If João walked out that door and found her dead, what would he do? How would he raise Ana alone? Would he even be able to keep Ana? What if the court ruled against it and she was thrust into the system?
“Ana’s in the bathroom.” João turned toward the door. “Watch her.”
“Wait,” I said, grasping his wrist and pulling him back into a hug.
His entire body tensed, but I held him tightly to me anyway, resting my head on his chest and hoping that he’d calm down a little bit. After a couple moments, João rested his arms around my shoulders and pulled me even closer.
“What’s this for?” he whispered.
“Because you need it.”
And because I knew that once I pulled away, that man would rush out that door without thinking anything through. I didn’t want him to run into something so blindly.
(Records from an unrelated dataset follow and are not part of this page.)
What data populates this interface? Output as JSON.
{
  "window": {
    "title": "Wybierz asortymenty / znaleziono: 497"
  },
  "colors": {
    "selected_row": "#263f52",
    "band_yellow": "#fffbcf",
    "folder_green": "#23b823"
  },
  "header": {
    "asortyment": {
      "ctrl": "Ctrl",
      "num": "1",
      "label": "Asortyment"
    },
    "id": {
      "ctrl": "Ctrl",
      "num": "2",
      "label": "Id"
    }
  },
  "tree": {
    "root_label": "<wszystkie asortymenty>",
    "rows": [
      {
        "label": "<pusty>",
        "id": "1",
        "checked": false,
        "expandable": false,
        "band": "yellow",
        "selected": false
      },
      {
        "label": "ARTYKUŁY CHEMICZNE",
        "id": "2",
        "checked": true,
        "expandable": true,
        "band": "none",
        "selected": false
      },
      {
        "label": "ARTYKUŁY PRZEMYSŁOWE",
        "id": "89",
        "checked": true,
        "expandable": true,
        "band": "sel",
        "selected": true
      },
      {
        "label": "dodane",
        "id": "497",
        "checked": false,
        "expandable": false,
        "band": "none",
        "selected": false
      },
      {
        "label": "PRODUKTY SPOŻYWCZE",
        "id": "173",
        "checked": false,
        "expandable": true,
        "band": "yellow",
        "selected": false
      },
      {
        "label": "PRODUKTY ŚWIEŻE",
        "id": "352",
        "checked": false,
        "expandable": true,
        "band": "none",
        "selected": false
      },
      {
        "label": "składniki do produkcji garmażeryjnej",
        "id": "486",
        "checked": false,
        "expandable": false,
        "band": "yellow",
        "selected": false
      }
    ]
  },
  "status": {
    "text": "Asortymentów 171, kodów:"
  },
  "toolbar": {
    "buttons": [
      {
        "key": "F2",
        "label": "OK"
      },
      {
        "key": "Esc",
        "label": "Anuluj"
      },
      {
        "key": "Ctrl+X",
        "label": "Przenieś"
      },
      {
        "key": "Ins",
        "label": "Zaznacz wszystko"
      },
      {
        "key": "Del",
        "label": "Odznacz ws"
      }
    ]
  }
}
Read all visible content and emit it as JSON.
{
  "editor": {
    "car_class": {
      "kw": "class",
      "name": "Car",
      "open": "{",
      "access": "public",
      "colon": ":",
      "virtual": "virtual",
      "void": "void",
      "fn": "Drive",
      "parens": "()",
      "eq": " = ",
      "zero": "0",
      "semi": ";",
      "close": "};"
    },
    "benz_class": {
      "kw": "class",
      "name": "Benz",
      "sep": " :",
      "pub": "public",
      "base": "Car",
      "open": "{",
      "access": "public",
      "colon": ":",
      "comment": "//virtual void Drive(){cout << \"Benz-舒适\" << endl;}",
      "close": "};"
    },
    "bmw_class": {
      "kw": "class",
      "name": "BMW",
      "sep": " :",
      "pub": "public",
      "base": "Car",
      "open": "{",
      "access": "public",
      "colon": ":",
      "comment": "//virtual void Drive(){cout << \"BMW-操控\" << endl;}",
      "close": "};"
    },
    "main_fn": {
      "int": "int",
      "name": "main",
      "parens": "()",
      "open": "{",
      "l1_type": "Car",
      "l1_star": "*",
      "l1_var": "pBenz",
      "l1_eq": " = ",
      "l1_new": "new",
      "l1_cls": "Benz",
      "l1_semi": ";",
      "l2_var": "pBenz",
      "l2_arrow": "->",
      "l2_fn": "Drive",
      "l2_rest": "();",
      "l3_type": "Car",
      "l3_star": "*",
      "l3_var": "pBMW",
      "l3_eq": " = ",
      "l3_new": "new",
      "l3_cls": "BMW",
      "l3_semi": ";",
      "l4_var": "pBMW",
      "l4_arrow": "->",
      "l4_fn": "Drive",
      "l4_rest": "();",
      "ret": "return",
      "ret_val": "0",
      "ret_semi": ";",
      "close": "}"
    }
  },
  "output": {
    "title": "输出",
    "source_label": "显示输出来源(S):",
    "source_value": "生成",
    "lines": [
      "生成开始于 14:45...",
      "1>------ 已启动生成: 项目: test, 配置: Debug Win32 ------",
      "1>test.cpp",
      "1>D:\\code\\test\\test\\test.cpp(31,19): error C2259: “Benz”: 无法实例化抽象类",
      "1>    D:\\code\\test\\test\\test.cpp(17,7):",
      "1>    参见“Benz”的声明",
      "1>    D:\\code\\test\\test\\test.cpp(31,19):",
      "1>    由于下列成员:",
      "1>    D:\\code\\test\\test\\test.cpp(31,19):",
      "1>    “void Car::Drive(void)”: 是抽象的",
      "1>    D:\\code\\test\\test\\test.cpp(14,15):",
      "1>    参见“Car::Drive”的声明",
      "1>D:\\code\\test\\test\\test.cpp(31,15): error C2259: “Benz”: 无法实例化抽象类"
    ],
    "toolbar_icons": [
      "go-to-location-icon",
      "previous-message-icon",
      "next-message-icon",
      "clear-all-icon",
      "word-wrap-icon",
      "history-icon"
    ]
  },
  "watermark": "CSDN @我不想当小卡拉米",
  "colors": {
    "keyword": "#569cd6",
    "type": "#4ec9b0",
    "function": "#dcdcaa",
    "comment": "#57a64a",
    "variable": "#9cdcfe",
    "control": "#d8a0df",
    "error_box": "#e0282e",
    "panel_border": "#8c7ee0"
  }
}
He had said it himself that Redwood was dangerous, that even some of the richest people here had secrets.
Now that they had shown me the true side of Redwood, I knew it to be true.
João needed to be smart about this because she probably wasn’t with someone in the slums. If she was selling her body, it was to some rich, old guy who didn’t give a fuck about her and who could dispose of her like she was nothing.
“Please, be safe,” I whispered to him. “Call Landon or Kai to go with you.”
“I don’t have time for them to catch up,” João said, pulling away and stepping away from me, snatching the front door knob. “I have to find my mom as soon as I can. She’s in danger—I can just feel it.”
“João!” Ana shouted, running into the room from the back. “Where are you going?”
João took one last glance at her and gave her a small smile that didn’t reach his eyes, and then he looked back up at me. “Please, watch her. I’ll pay you or get you whatever the hell you want. I need to go.”
Before I could get out another word, João slipped through the door and jogged to his car. He slid into the passenger seat, the car roaring to life, then sped down the street and disappeared into the cold winter night.
I stared out the front door with my stomach in knots.
João wouldn’t be cautious or careful. João was about to tear up every rich person’s house in Redwood to find his mother. He was going to willingly put himself in danger, not in a sane state of mind.
“Imani,” Ana said, tugging on my shirt. “Where’d João go? Why is he leaving me too?”
Picking up Ana, I walked to the kitchen and searched through the cupboards for the ingredients to make her favorite snack—brigadeiros. But the cupboards were relatively empty, and I couldn’t find condensed milk and cocoa powder anywhere.